# Help Dewinterizing Hot Water Heater!!



## albertaoutbacker (Mar 5, 2007)

hey all you knowledgeable folks I need some help. Brand new outback 31rqs, just dewinterized yesterday and cannot get the hot water heater to work on electric. Flipped the breaker off and on a few times to no availle. Works on gas no problem. Help me please!!!


----------



## Calvin&Hobbes (May 24, 2006)

Not to sound like a bug, but how do you know the electric element isn't working? does the light on the switch come on? It does take a while for the electric side to heat up the water. I will often flip both the electric and gas switches on to recover the heat quicker while camping. Just need to fill in the blanks a little...


----------



## albertaoutbacker (Mar 5, 2007)

no worries crisis averted, I was just not giving it long enough to heat up!!! I thought that it would be way quicker than it was!!


----------



## egregg57 (Feb 13, 2006)

albertaoutbacker said:


> no worries crisis averted, I was just not giving it long enough to heat up!!! I thought that it would be way quicker than it was!!

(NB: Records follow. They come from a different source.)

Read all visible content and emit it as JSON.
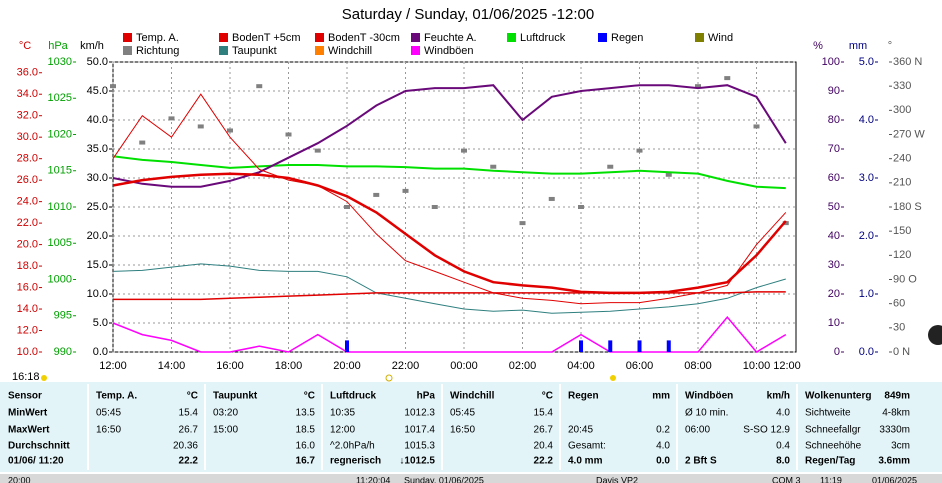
{
  "chart_data": {
    "type": "line",
    "title": "Saturday / Sunday, 01/06/2025  -12:00",
    "x": [
      0,
      1,
      2,
      3,
      4,
      5,
      6,
      7,
      8,
      9,
      10,
      11,
      12,
      13,
      14,
      15,
      16,
      17,
      18,
      19,
      20,
      21,
      22,
      23
    ],
    "xlim": [
      0,
      23.35
    ],
    "xticks": [
      {
        "value": 0,
        "label": "12:00"
      },
      {
        "value": 2,
        "label": "14:00"
      },
      {
        "value": 4,
        "label": "16:00"
      },
      {
        "value": 6,
        "label": "18:00"
      },
      {
        "value": 8,
        "label": "20:00"
      },
      {
        "value": 10,
        "label": "22:00"
      },
      {
        "value": 12,
        "label": "00:00"
      },
      {
        "value": 14,
        "label": "02:00"
      },
      {
        "value": 16,
        "label": "04:00"
      },
      {
        "value": 18,
        "label": "06:00"
      },
      {
        "value": 20,
        "label": "08:00"
      },
      {
        "value": 22,
        "label": "10:00"
      },
      {
        "value": 24,
        "label": "12:00"
      }
    ],
    "grid": true,
    "axes": {
      "C": {
        "label": "°C",
        "color": "#d00000",
        "lim": [
          10,
          37
        ],
        "ticks": [
          {
            "value": 10,
            "label": "10.0"
          },
          {
            "value": 12,
            "label": "12.0"
          },
          {
            "value": 14,
            "label": "14.0"
          },
          {
            "value": 16,
            "label": "16.0"
          },
          {
            "value": 18,
            "label": "18.0"
          },
          {
            "value": 20,
            "label": "20.0"
          },
          {
            "value": 22,
            "label": "22.0"
          },
          {
            "value": 24,
            "label": "24.0"
          },
          {
            "value": 26,
            "label": "26.0"
          },
          {
            "value": 28,
            "label": "28.0"
          },
          {
            "value": 30,
            "label": "30.0"
          },
          {
            "value": 32,
            "label": "32.0"
          },
          {
            "value": 34,
            "label": "34.0"
          },
          {
            "value": 36,
            "label": "36.0"
          }
        ]
      },
      "hPa": {
        "label": "hPa",
        "color": "#00a000",
        "lim": [
          990,
          1030
        ],
        "ticks": [
          990,
          995,
          1000,
          1005,
          1010,
          1015,
          1020,
          1025,
          1030
        ]
      },
      "kmh": {
        "label": "km/h",
        "color": "#000000",
        "lim": [
          0,
          50
        ],
        "ticks": [
          {
            "value": 0,
            "label": "0.0"
          },
          {
            "value": 5,
            "label": "5.0"
          },
          {
            "value": 10,
            "label": "10.0"
          },
          {
            "value": 15,
            "label": "15.0"
          },
          {
            "value": 20,
            "label": "20.0"
          },
          {
            "value": 25,
            "label": "25.0"
          },
          {
            "value": 30,
            "label": "30.0"
          },
          {
            "value": 35,
            "label": "35.0"
          },
          {
            "value": 40,
            "label": "40.0"
          },
          {
            "value": 45,
            "label": "45.0"
          },
          {
            "value": 50,
            "label": "50.0"
          }
        ]
      },
      "pct": {
        "label": "%",
        "color": "#400060",
        "lim": [
          0,
          100
        ],
        "ticks": [
          0,
          10,
          20,
          30,
          40,
          50,
          60,
          70,
          80,
          90,
          100
        ]
      },
      "mm": {
        "label": "mm",
        "color": "#000080",
        "lim": [
          0,
          5
        ],
        "ticks": [
          {
            "value": 0,
            "label": "0.0"
          },
          {
            "value": 1,
            "label": "1.0"
          },
          {
            "value": 2,
            "label": "2.0"
          },
          {
            "value": 3,
            "label": "3.0"
          },
          {
            "value": 4,
            "label": "4.0"
          },
          {
            "value": 5,
            "label": "5.0"
          }
        ]
      },
      "deg": {
        "label": "°",
        "color": "#555555",
        "lim": [
          0,
          360
        ],
        "ticks": [
          {
            "value": 0,
            "label": "0 N"
          },
          30,
          60,
          {
            "value": 90,
            "label": "90 O"
          },
          120,
          150,
          {
            "value": 180,
            "label": "180 S"
          },
          210,
          240,
          {
            "value": 270,
            "label": "270 W"
          },
          300,
          330,
          {
            "value": 360,
            "label": "360 N"
          }
        ]
      }
    },
    "series": [
      {
        "name": "Temp. A.",
        "color": "#e00000",
        "axis": "C",
        "kind": "line",
        "values": [
          25.5,
          26,
          26.3,
          26.5,
          26.6,
          26.5,
          26.2,
          25.5,
          24.5,
          23,
          21,
          19,
          17.5,
          16.5,
          16.2,
          16,
          15.6,
          15.5,
          15.5,
          15.6,
          16,
          16.5,
          19,
          22.2
        ]
      },
      {
        "name": "BodenT +5cm",
        "color": "#e00000",
        "axis": "C",
        "kind": "line",
        "values": [
          28,
          32,
          30,
          34,
          30,
          27,
          26,
          25.5,
          24,
          21,
          18.5,
          17.5,
          16.5,
          15.5,
          15,
          14.8,
          14.5,
          14.6,
          14.6,
          15,
          15.5,
          16.2,
          20,
          23
        ]
      },
      {
        "name": "BodenT -30cm",
        "color": "#e00000",
        "axis": "C",
        "kind": "line",
        "values": [
          14.9,
          14.9,
          14.9,
          14.9,
          15,
          15.1,
          15.2,
          15.3,
          15.4,
          15.5,
          15.5,
          15.5,
          15.5,
          15.5,
          15.5,
          15.5,
          15.5,
          15.5,
          15.5,
          15.5,
          15.5,
          15.5,
          15.6,
          15.6
        ]
      },
      {
        "name": "Feuchte A.",
        "color": "#6a0a7a",
        "axis": "pct",
        "kind": "line",
        "values": [
          60,
          58,
          57,
          57,
          59,
          62,
          67,
          72,
          78,
          85,
          90,
          91,
          91,
          92,
          80,
          88,
          90,
          91,
          92,
          92,
          91,
          92,
          88,
          72
        ]
      },
      {
        "name": "Luftdruck",
        "color": "#00e000",
        "axis": "hPa",
        "kind": "line",
        "values": [
          1017,
          1016.5,
          1016.2,
          1015.8,
          1015.4,
          1015.6,
          1015.8,
          1015.8,
          1015.6,
          1015.6,
          1015.5,
          1015.3,
          1015.3,
          1015,
          1014.8,
          1014.6,
          1014.6,
          1014.8,
          1015,
          1014.8,
          1014.6,
          1013.6,
          1012.8,
          1012.6
        ]
      },
      {
        "name": "Regen",
        "color": "#0000ff",
        "axis": "mm",
        "kind": "bar",
        "values": [
          0,
          0,
          0,
          0,
          0,
          0,
          0,
          0,
          0.2,
          0,
          0,
          0,
          0,
          0,
          0,
          0,
          0.2,
          0.2,
          0.2,
          0.2,
          0,
          0,
          0,
          0
        ]
      },
      {
        "name": "Wind",
        "color": "#808000",
        "axis": "kmh",
        "kind": "line",
        "values": [
          null,
          null,
          null,
          null,
          null,
          null,
          null,
          null,
          null,
          null,
          null,
          null,
          null,
          null,
          null,
          null,
          null,
          null,
          null,
          null,
          null,
          null,
          null,
          null
        ]
      },
      {
        "name": "Richtung",
        "color": "#808080",
        "axis": "deg",
        "kind": "scatter",
        "values": [
          330,
          260,
          290,
          280,
          275,
          330,
          270,
          250,
          180,
          195,
          200,
          180,
          250,
          230,
          160,
          190,
          180,
          230,
          250,
          220,
          330,
          340,
          280,
          160
        ]
      },
      {
        "name": "Taupunkt",
        "color": "#2f7f7f",
        "axis": "C",
        "kind": "line",
        "values": [
          17.5,
          17.6,
          17.9,
          18.2,
          18,
          17.6,
          17.5,
          17.5,
          17,
          15.5,
          15,
          14.5,
          14,
          13.8,
          13.9,
          13.6,
          13.7,
          13.8,
          14,
          14.2,
          14.5,
          15,
          16,
          16.8
        ]
      },
      {
        "name": "Windchill",
        "color": "#ff8000",
        "axis": "C",
        "kind": "line",
        "values": [
          25.5,
          26,
          26.3,
          26.5,
          26.6,
          26.5,
          26.2,
          25.5,
          24.5,
          23,
          21,
          19,
          17.5,
          16.5,
          16.2,
          16,
          15.6,
          15.5,
          15.5,
          15.6,
          16,
          16.5,
          19,
          22.2
        ]
      },
      {
        "name": "Windböen",
        "color": "#ff00ff",
        "axis": "kmh",
        "kind": "line",
        "values": [
          5,
          3,
          2,
          0,
          0,
          1,
          0,
          3,
          0,
          0,
          0,
          0,
          0,
          0,
          0,
          0,
          3,
          0,
          0,
          0,
          0,
          6,
          0,
          3
        ]
      }
    ]
  },
  "time_marker": "16:18",
  "table": {
    "columns": [
      {
        "rows": [
          [
            "Sensor"
          ],
          [
            "MinWert"
          ],
          [
            "MaxWert"
          ],
          [
            "Durchschnitt"
          ],
          [
            "01/06/ 11:20"
          ]
        ]
      },
      {
        "rows": [
          [
            "Temp. A.",
            "°C"
          ],
          [
            "05:45",
            "15.4"
          ],
          [
            "16:50",
            "26.7"
          ],
          [
            "20.36"
          ],
          [
            "22.2"
          ]
        ]
      },
      {
        "rows": [
          [
            "Taupunkt",
            "°C"
          ],
          [
            "03:20",
            "13.5"
          ],
          [
            "15:00",
            "18.5"
          ],
          [
            "16.0"
          ],
          [
            "16.7"
          ]
        ]
      },
      {
        "rows": [
          [
            "Luftdruck",
            "hPa"
          ],
          [
            "10:35",
            "1012.3"
          ],
          [
            "12:00",
            "1017.4"
          ],
          [
            "^2.0hPa/h",
            "1015.3"
          ],
          [
            "regnerisch",
            "↓1012.5"
          ]
        ]
      },
      {
        "rows": [
          [
            "Windchill",
            "°C"
          ],
          [
            "05:45",
            "15.4"
          ],
          [
            "16:50",
            "26.7"
          ],
          [
            "20.4"
          ],
          [
            "22.2"
          ]
        ]
      },
      {
        "rows": [
          [
            "Regen",
            "mm"
          ],
          [],
          [
            "20:45",
            "0.2"
          ],
          [
            "Gesamt:",
            "4.0"
          ],
          [
            "4.0 mm",
            "0.0"
          ]
        ]
      },
      {
        "rows": [
          [
            "Windböen",
            "km/h"
          ],
          [
            "Ø 10 min.",
            "4.0"
          ],
          [
            "06:00",
            "S-SO 12.9"
          ],
          [
            "0.4"
          ],
          [
            "2 Bft S",
            "8.0"
          ]
        ]
      },
      {
        "rows": [
          [
            "Wolkenunterg",
            "849m"
          ],
          [
            "Sichtweite",
            "4-8km"
          ],
          [
            "Schneefallgr",
            "3330m"
          ],
          [
            "Schneehöhe",
            "3cm"
          ],
          [
            "Regen/Tag",
            "3.6mm"
          ]
        ]
      }
    ]
  },
  "status": [
    "20:00",
    "11:20:04",
    "Sunday, 01/06/2025",
    "Davis VP2",
    "COM 3",
    "11:19",
    "01/06/2025"
  ]
}
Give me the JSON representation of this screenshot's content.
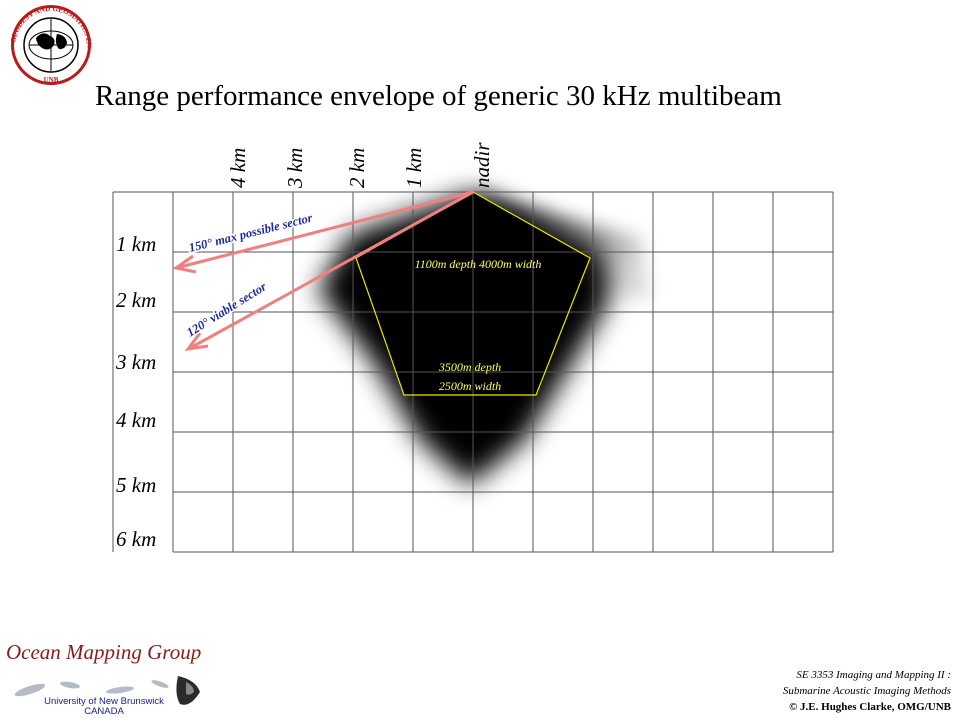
{
  "slide": {
    "title": "Range performance envelope of generic 30 kHz multibeam"
  },
  "logos": {
    "unb_seal": {
      "icon": "unb-seal-icon",
      "text_ring": "GEODESY AND GEOMATICS ENGINEERING",
      "text_bottom": "UNB"
    },
    "omg": {
      "name": "Ocean Mapping Group",
      "university": "University of New Brunswick",
      "country": "CANADA"
    }
  },
  "diagram": {
    "horizontal_labels": [
      "4 km",
      "3 km",
      "2 km",
      "1 km",
      "nadir"
    ],
    "depth_labels": [
      "1 km",
      "2 km",
      "3 km",
      "4 km",
      "5 km",
      "6 km"
    ],
    "sectors": [
      {
        "label": "150° max possible sector",
        "angle_deg": 150
      },
      {
        "label": "120° viable sector",
        "angle_deg": 120
      }
    ],
    "envelope_annotations": {
      "upper": "1100m depth 4000m width",
      "lower_line1": "3500m depth",
      "lower_line2": "2500m width"
    },
    "colors": {
      "grid": "#555555",
      "sector_arrows": "#f08080",
      "sector_text": "#1f2a9c",
      "envelope_outline": "#e6e600",
      "envelope_text": "#ffff66",
      "coverage_fill": "#000000"
    }
  },
  "footer": {
    "line1": "SE 3353 Imaging and Mapping II :",
    "line2": "Submarine Acoustic Imaging Methods",
    "line3": "© J.E. Hughes Clarke, OMG/UNB"
  }
}
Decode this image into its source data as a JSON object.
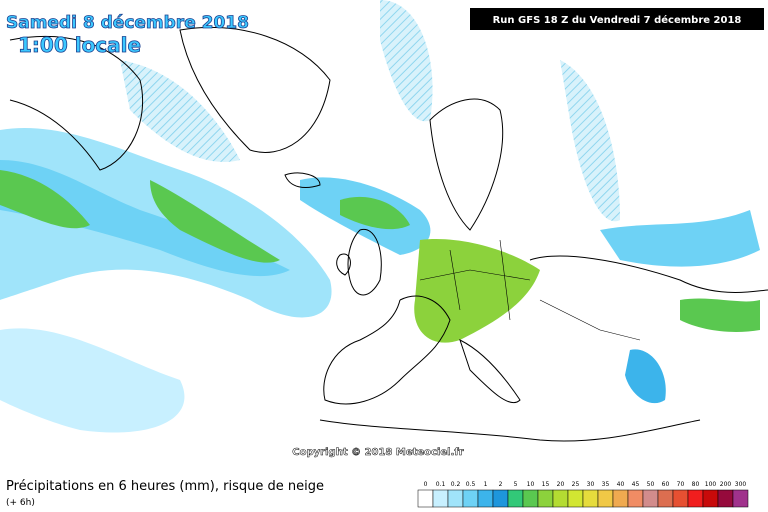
{
  "header": {
    "title": "Samedi 8 décembre 2018",
    "time": "1:00 locale",
    "run": "Run GFS 18 Z du Vendredi 7 décembre 2018"
  },
  "copyright": "Copyright © 2018 Meteociel.fr",
  "footer": {
    "title": "Précipitations en 6 heures (mm), risque de neige",
    "subtitle": "(+ 6h)"
  },
  "legend": [
    {
      "label": "0",
      "color": "#ffffff"
    },
    {
      "label": "0.1",
      "color": "#c8f0ff"
    },
    {
      "label": "0.2",
      "color": "#a0e4fa"
    },
    {
      "label": "0.5",
      "color": "#6ed2f5"
    },
    {
      "label": "1",
      "color": "#3cb4eb"
    },
    {
      "label": "2",
      "color": "#1e96dc"
    },
    {
      "label": "5",
      "color": "#32c878"
    },
    {
      "label": "10",
      "color": "#5ac850"
    },
    {
      "label": "15",
      "color": "#8cd23c"
    },
    {
      "label": "20",
      "color": "#b4dc32"
    },
    {
      "label": "25",
      "color": "#d2e632"
    },
    {
      "label": "30",
      "color": "#e6dc3c"
    },
    {
      "label": "35",
      "color": "#f0c846"
    },
    {
      "label": "40",
      "color": "#f0aa50"
    },
    {
      "label": "45",
      "color": "#f08c64"
    },
    {
      "label": "50",
      "color": "#d28c8c"
    },
    {
      "label": "60",
      "color": "#dc6e50"
    },
    {
      "label": "70",
      "color": "#e65032"
    },
    {
      "label": "80",
      "color": "#f01e1e"
    },
    {
      "label": "100",
      "color": "#c80a0a"
    },
    {
      "label": "200",
      "color": "#960a3c"
    },
    {
      "label": "300",
      "color": "#a0328c"
    }
  ]
}
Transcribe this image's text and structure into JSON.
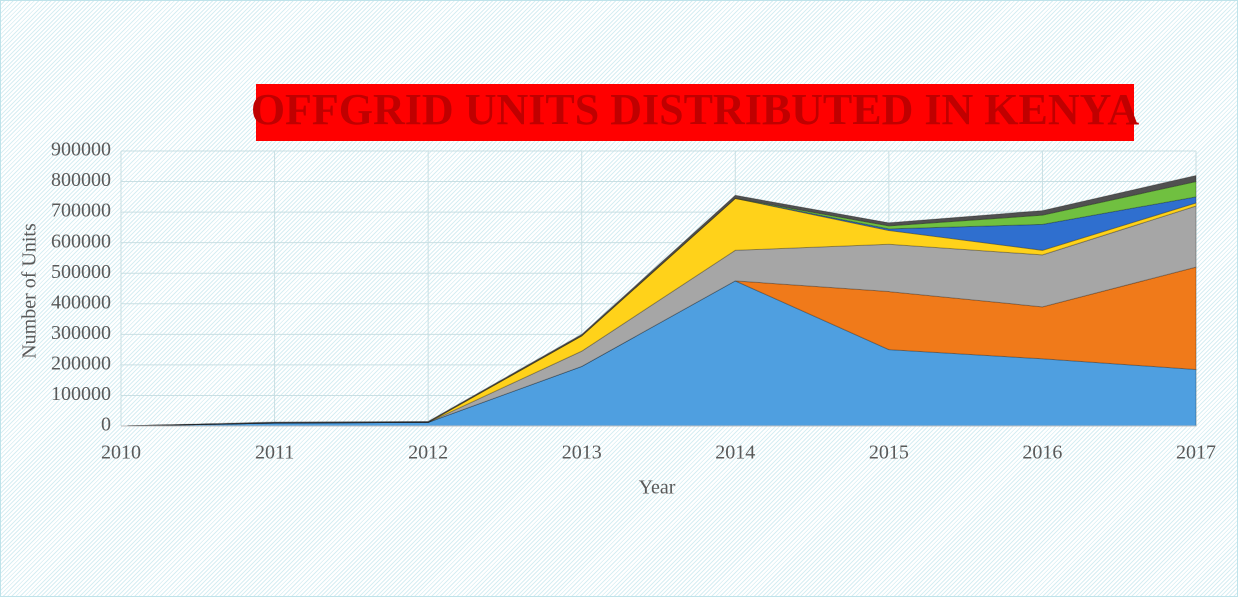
{
  "chart_data": {
    "type": "stacked_area",
    "title": "OFFGRID UNITS DISTRIBUTED IN KENYA",
    "x_label": "Year",
    "y_label": "Number of Units",
    "x": [
      2010,
      2011,
      2012,
      2013,
      2014,
      2015,
      2016,
      2017
    ],
    "series": [
      {
        "color": "#4f9fe0",
        "values": [
          0,
          10000,
          12000,
          195000,
          475000,
          250000,
          220000,
          185000
        ]
      },
      {
        "color": "#f07a1a",
        "values": [
          0,
          0,
          0,
          0,
          0,
          190000,
          170000,
          335000
        ]
      },
      {
        "color": "#a6a6a6",
        "values": [
          0,
          0,
          0,
          50000,
          100000,
          155000,
          170000,
          200000
        ]
      },
      {
        "color": "#ffd21a",
        "values": [
          0,
          0,
          0,
          50000,
          170000,
          45000,
          15000,
          10000
        ]
      },
      {
        "color": "#2f6fcf",
        "values": [
          0,
          0,
          0,
          0,
          0,
          5000,
          85000,
          20000
        ]
      },
      {
        "color": "#70c040",
        "values": [
          0,
          0,
          0,
          0,
          0,
          10000,
          30000,
          50000
        ]
      },
      {
        "color": "#505050",
        "values": [
          0,
          3000,
          3000,
          5000,
          10000,
          10000,
          15000,
          20000
        ]
      }
    ],
    "xlim": [
      2010,
      2017
    ],
    "xticks": [
      2010,
      2011,
      2012,
      2013,
      2014,
      2015,
      2016,
      2017
    ],
    "ylim": [
      0,
      900000
    ],
    "yticks": [
      0,
      100000,
      200000,
      300000,
      400000,
      500000,
      600000,
      700000,
      800000,
      900000
    ],
    "grid": true
  }
}
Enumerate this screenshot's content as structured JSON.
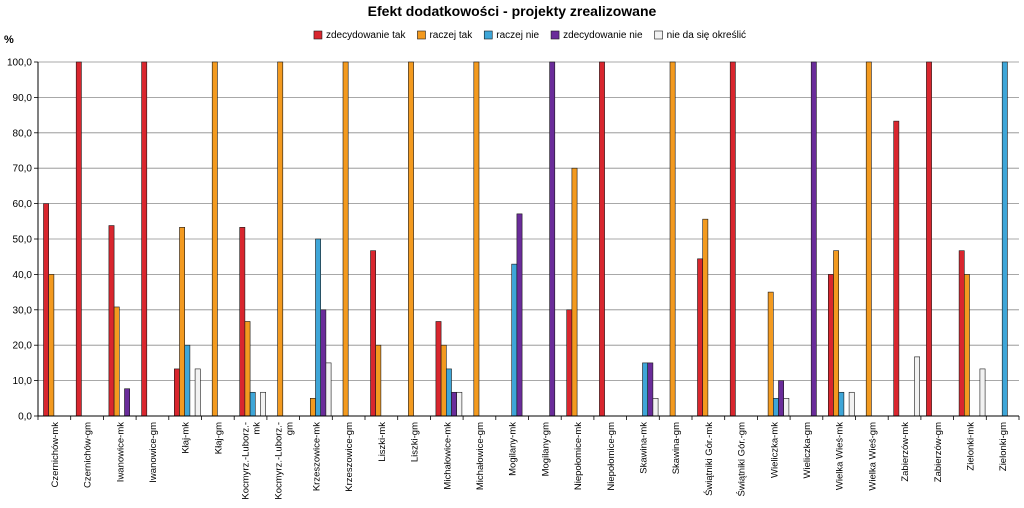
{
  "chart_data": {
    "type": "bar",
    "title": "Efekt dodatkowości - projekty zrealizowane",
    "ylabel": "%",
    "xlabel": "",
    "ylim": [
      0,
      100
    ],
    "yticks": [
      "0,0",
      "10,0",
      "20,0",
      "30,0",
      "40,0",
      "50,0",
      "60,0",
      "70,0",
      "80,0",
      "90,0",
      "100,0"
    ],
    "grid": true,
    "legend_position": "top",
    "categories": [
      [
        "Czernichów-mk"
      ],
      [
        "Czernichów-gm"
      ],
      [
        "Iwanowice-mk"
      ],
      [
        "Iwanowice-gm"
      ],
      [
        "Kłaj-mk"
      ],
      [
        "Kłaj-gm"
      ],
      [
        "Kocmyrz.-Luborz.-",
        "mk"
      ],
      [
        "Kocmyrz.-Luborz.-",
        "gm"
      ],
      [
        "Krzeszowice-mk"
      ],
      [
        "Krzeszowice-gm"
      ],
      [
        "Liszki-mk"
      ],
      [
        "Liszki-gm"
      ],
      [
        "Michałowice-mk"
      ],
      [
        "Michałowice-gm"
      ],
      [
        "Mogilany-mk"
      ],
      [
        "Mogilany-gm"
      ],
      [
        "Niepołomice-mk"
      ],
      [
        "Niepołomice-gm"
      ],
      [
        "Skawina-mk"
      ],
      [
        "Skawina-gm"
      ],
      [
        "Świątniki Gór.-mk"
      ],
      [
        "Świątniki Gór.-gm"
      ],
      [
        "Wieliczka-mk"
      ],
      [
        "Wieliczka-gm"
      ],
      [
        "Wielka Wieś-mk"
      ],
      [
        "Wielka Wieś-gm"
      ],
      [
        "Zabierzów-mk"
      ],
      [
        "Zabierzów-gm"
      ],
      [
        "Zielonki-mk"
      ],
      [
        "Zielonki-gm"
      ]
    ],
    "series": [
      {
        "name": "zdecydowanie tak",
        "color": "#d9262e",
        "values": [
          60,
          100,
          53.8,
          100,
          13.3,
          0,
          53.3,
          0,
          0,
          0,
          46.7,
          0,
          26.7,
          0,
          0,
          0,
          30,
          100,
          0,
          0,
          44.4,
          100,
          0,
          0,
          40,
          0,
          83.3,
          100,
          46.7,
          0
        ]
      },
      {
        "name": "raczej tak",
        "color": "#f39a1f",
        "values": [
          40,
          0,
          30.8,
          0,
          53.3,
          100,
          26.7,
          100,
          5,
          100,
          20,
          100,
          20,
          100,
          0,
          0,
          70,
          0,
          0,
          100,
          55.6,
          0,
          35,
          0,
          46.7,
          100,
          0,
          0,
          40,
          0
        ]
      },
      {
        "name": "raczej nie",
        "color": "#3ea6d8",
        "values": [
          0,
          0,
          0,
          0,
          20,
          0,
          6.7,
          0,
          50,
          0,
          0,
          0,
          13.3,
          0,
          42.9,
          0,
          0,
          0,
          15,
          0,
          0,
          0,
          5,
          0,
          6.7,
          0,
          0,
          0,
          0,
          100
        ]
      },
      {
        "name": "zdecydowanie nie",
        "color": "#6a2c9a",
        "values": [
          0,
          0,
          7.7,
          0,
          0,
          0,
          0,
          0,
          30,
          0,
          0,
          0,
          6.7,
          0,
          57.1,
          100,
          0,
          0,
          15,
          0,
          0,
          0,
          10,
          100,
          0,
          0,
          0,
          0,
          0,
          0
        ]
      },
      {
        "name": "nie da się określić",
        "color": "#f2f2f2",
        "values": [
          0,
          0,
          0,
          0,
          13.3,
          0,
          6.7,
          0,
          15,
          0,
          0,
          0,
          6.7,
          0,
          0,
          0,
          0,
          0,
          5,
          0,
          0,
          0,
          5,
          0,
          6.7,
          0,
          16.7,
          0,
          13.3,
          0
        ]
      }
    ]
  }
}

 Ha! and to think there was a problem with the Rolling Suite! Glad it worked out! And i too use both gas and electric when we have more than a few of us camping. It sure helps reheat the tank quick! The electric heater does take longer, I think even requires more energy than using propane!?







But what matters is its working for you!

Eric


----------



## nynethead (Sep 23, 2005)

I did that last year thought it was bad, bought a new element and just before replacing realized I never turned on the house breaker.....


----------